The George Stephenson-built Killingworth Billy was believed to have been constructed in 1826.

However, a new investigation of the engine, on show at North Shields Stephenson Railway Museum, suggests it was constructed in 1816.

That would make it the third-oldest surviving locomotive in the world.

It would also be the oldest surviving locomotive built by Mr Stephenson and the oldest surviving with a standard gauge.

The research was carried out by one of the country's leading authorities on the early railways, Dr Michael Bailey.

It revealed an arrangement of components such as cylinders, valves and wheel axles pointed to the 1816 date.

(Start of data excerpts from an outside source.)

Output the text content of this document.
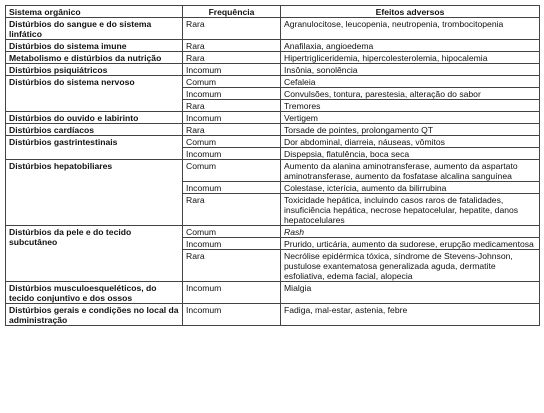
Sistema orgânico	Frequência	Efeitos adversos
Distúrbios do sangue e do sistema linfático	Rara	Agranulocitose, leucopenia, neutropenia, trombocitopenia
Distúrbios do sistema imune	Rara	Anafilaxia, angioedema
Metabolismo e distúrbios da nutrição	Rara	Hipertrigliceridemia, hipercolesterolemia, hipocalemia
Distúrbios psiquiátricos	Incomum	Insônia, sonolência
Distúrbios do sistema nervoso	Comum	Cefaleia
	Incomum	Convulsões, tontura, parestesia, alteração do sabor
	Rara	Tremores
Distúrbios do ouvido e labirinto	Incomum	Vertigem
Distúrbios cardíacos	Rara	Torsade de pointes, prolongamento QT
Distúrbios gastrintestinais	Comum	Dor abdominal, diarreia, náuseas, vômitos
	Incomum	Dispepsia, flatulência, boca seca
Distúrbios hepatobiliares	Comum	Aumento da alanina aminotransferase, aumento da aspartato aminotransferase, aumento da fosfatase alcalina sanguínea
	Incomum	Colestase, icterícia, aumento da bilirrubina
	Rara	Toxicidade hepática, incluindo casos raros de fatalidades, insuficiência hepática, necrose hepatocelular, hepatite, danos hepatocelulares
Distúrbios da pele e do tecido subcutâneo	Comum	Rash
	Incomum	Prurido, urticária, aumento da sudorese, erupção medicamentosa
	Rara	Necrólise epidérmica tóxica, síndrome de Stevens-Johnson, pustulose exantematosa generalizada aguda, dermatite esfoliativa, edema facial, alopecia
Distúrbios musculoesqueléticos, do tecido conjuntivo e dos ossos	Incomum	Mialgia
Distúrbios gerais e condições no local da administração	Incomum	Fadiga, mal-estar, astenia, febre
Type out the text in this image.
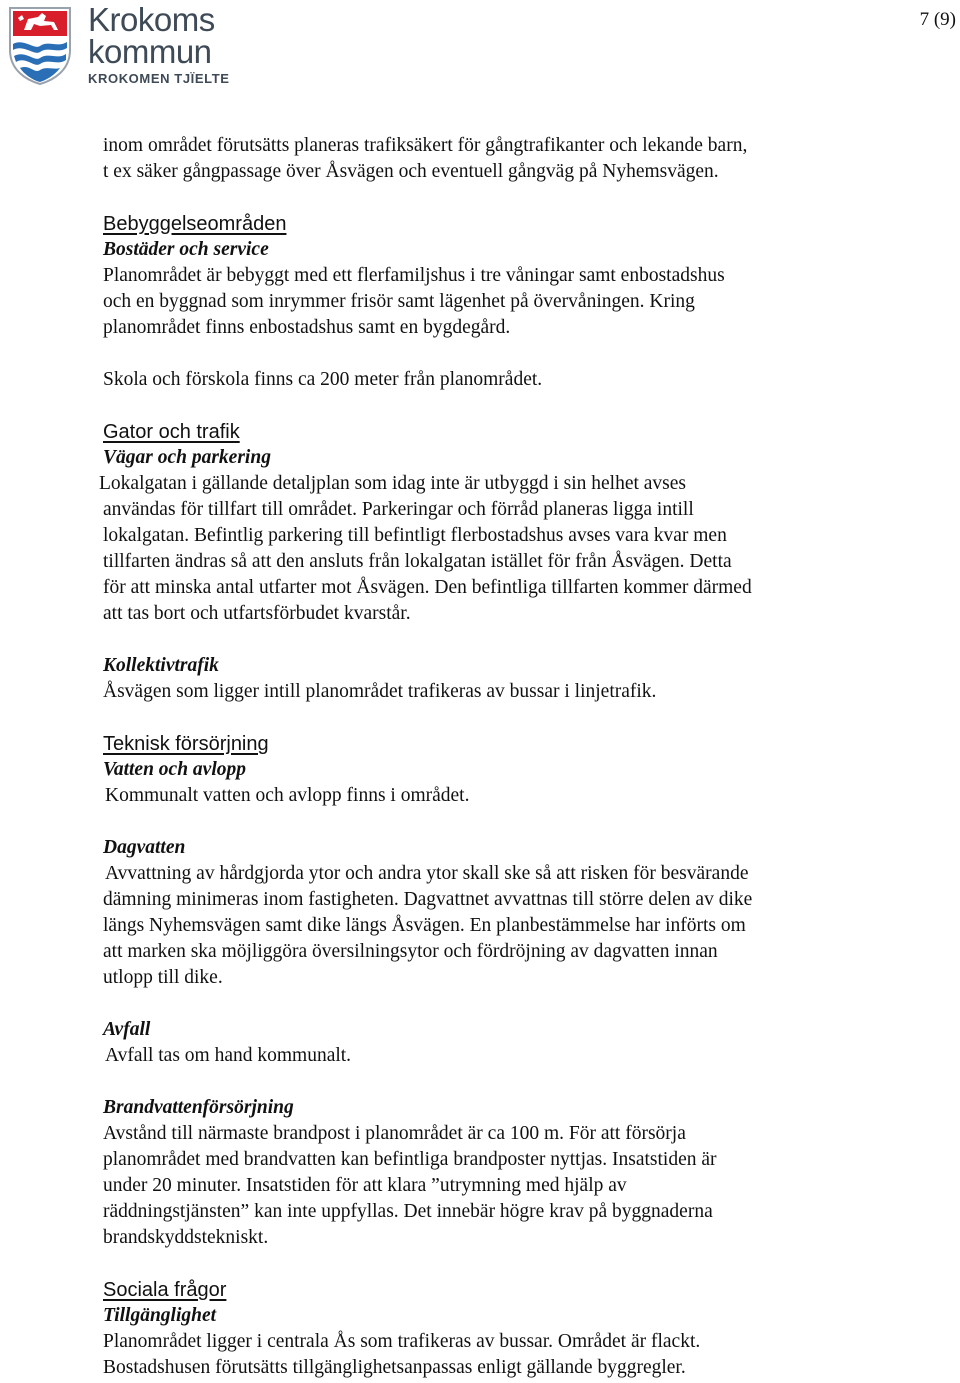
Krokoms
kommun
KROKOMEN TJÏELTE
7 (9)

inom området förutsätts planeras trafiksäkert för gångtrafikanter och lekande barn,

t ex säker gångpassage över Åsvägen och eventuell gångväg på Nyhemsvägen.

Bebyggelseområden

Bostäder och service

Planområdet är bebyggt med ett flerfamiljshus i tre våningar samt enbostadshus

och en byggnad som inrymmer frisör samt lägenhet på övervåningen. Kring

planområdet finns enbostadshus samt en bygdegård.

Skola och förskola finns ca 200 meter från planområdet.

Gator och trafik

Vägar och parkering

Lokalgatan i gällande detaljplan som idag inte är utbyggd i sin helhet avses

användas för tillfart till området. Parkeringar och förråd planeras ligga intill

lokalgatan. Befintlig parkering till befintligt flerbostadshus avses vara kvar men

tillfarten ändras så att den ansluts från lokalgatan istället för från Åsvägen. Detta

för att minska antal utfarter mot Åsvägen. Den befintliga tillfarten kommer därmed

att tas bort och utfartsförbudet kvarstår.

Kollektivtrafik

Åsvägen som ligger intill planområdet trafikeras av bussar i linjetrafik.

Teknisk försörjning

Vatten och avlopp

Kommunalt vatten och avlopp finns i området.

Dagvatten

Avvattning av hårdgjorda ytor och andra ytor skall ske så att risken för besvärande

dämning minimeras inom fastigheten. Dagvattnet avvattnas till större delen av dike

längs Nyhemsvägen samt dike längs Åsvägen. En planbestämmelse har införts om

att marken ska möjliggöra översilningsytor och fördröjning av dagvatten innan

utlopp till dike.

Avfall

Avfall tas om hand kommunalt.

Brandvattenförsörjning

Avstånd till närmaste brandpost i planområdet är ca 100 m. För att försörja

planområdet med brandvatten kan befintliga brandposter nyttjas. Insatstiden är

under 20 minuter. Insatstiden för att klara ”utrymning med hjälp av

räddningstjänsten” kan inte uppfyllas. Det innebär högre krav på byggnaderna

brandskyddstekniskt.

Sociala frågor

Tillgänglighet

Planområdet ligger i centrala Ås som trafikeras av bussar. Området är flackt.

Bostadshusen förutsätts tillgänglighetsanpassas enligt gällande byggregler.
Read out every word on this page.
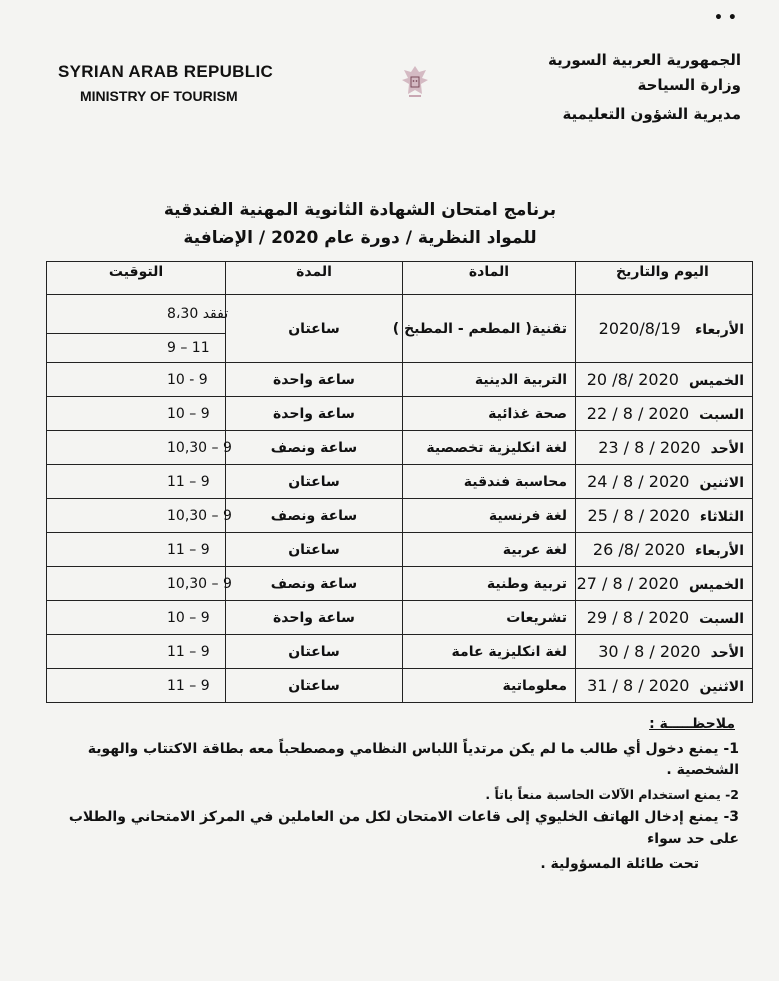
• •
SYRIAN ARAB REPUBLIC
MINISTRY OF TOURISM
الجمهورية العربية السورية
وزارة السياحة
مديرية الشؤون التعليمية
برنامج امتحان الشهادة الثانوية المهنية الفندقية
للمواد النظرية / دورة عام 2020 / الإضافية
اليوم والتاريخ	المادة	المدة	التوقيت
الأربعاء 2020/8/19	تقنية( المطعم - المطبخ )	ساعتان	8،30 تفقد
			9 – 11
الخميس20 /8/ 2020	التربية الدينية	ساعة واحدة	10 - 9
السبت22 / 8 / 2020	صحة غذائية	ساعة واحدة	10 – 9
الأحد23 / 8 / 2020	لغة انكليزية تخصصية	ساعة ونصف	10,30 – 9
الاثنين24 / 8 / 2020	محاسبة فندقية	ساعتان	11 – 9
الثلاثاء25 / 8 / 2020	لغة فرنسية	ساعة ونصف	10,30 – 9
الأربعاء26 /8/ 2020	لغة عربية	ساعتان	11 – 9
الخميس27 / 8 / 2020	تربية وطنية	ساعة ونصف	10,30 – 9
السبت29 / 8 / 2020	تشريعات	ساعة واحدة	10 – 9
الأحد30 / 8 / 2020	لغة انكليزية عامة	ساعتان	11 – 9
الاثنين31 / 8 / 2020	معلوماتية	ساعتان	11 – 9
ملاحظـــــة :
1- يمنع دخول أي طالب ما لم يكن مرتدياً اللباس النظامي ومصطحباً معه بطاقة الاكتتاب والهوية الشخصية .
2- يمنع استخدام الآلات الحاسبة منعاً باتاً .
3- يمنع إدخال الهاتف الخليوي إلى قاعات الامتحان لكل من العاملين في المركز الامتحاني والطلاب على حد سواء
تحت طائلة المسؤولية .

Image source, Getty Images
Image caption,
Northumberland-born engineer George Stephenson was affectionately known as "the father of the railways"

Dr Bailey said: "Billy, as we now see it, has been rebuilt on several occasions.

"The archaeological investigation was to see what the alterations were and the sequence in which they were made.

"Although the locomotive has been rebuilt on several occasions, particular dimensions such as the wheel base indicate very strongly it was built in 1816."

Robin Gibson, railway operations and engineering manager at the museum, said the findings mean the engine could "potentially" be "more important" than the famous Rocket locomotive, which was designed by Stephenson's son, Robert, in 1829.

"It was [George] Stephenson's first standard gauge locomotive that we know of, and is the predecessor of of all the other standard gauge locomotives in the world," he said.

Billy hauled coal wagons to the River Tyne from the Killingworth Colliery where Mr Stephenson worked as an engineer.

It left service in 1879 and was donated to the City of Newcastle in 1881 to commemorate the centenary of the birth of the railway pioneer.

From 22 June, it will feature in the project A History of the North in 100 Objects, part of the Great Exhibition of the North.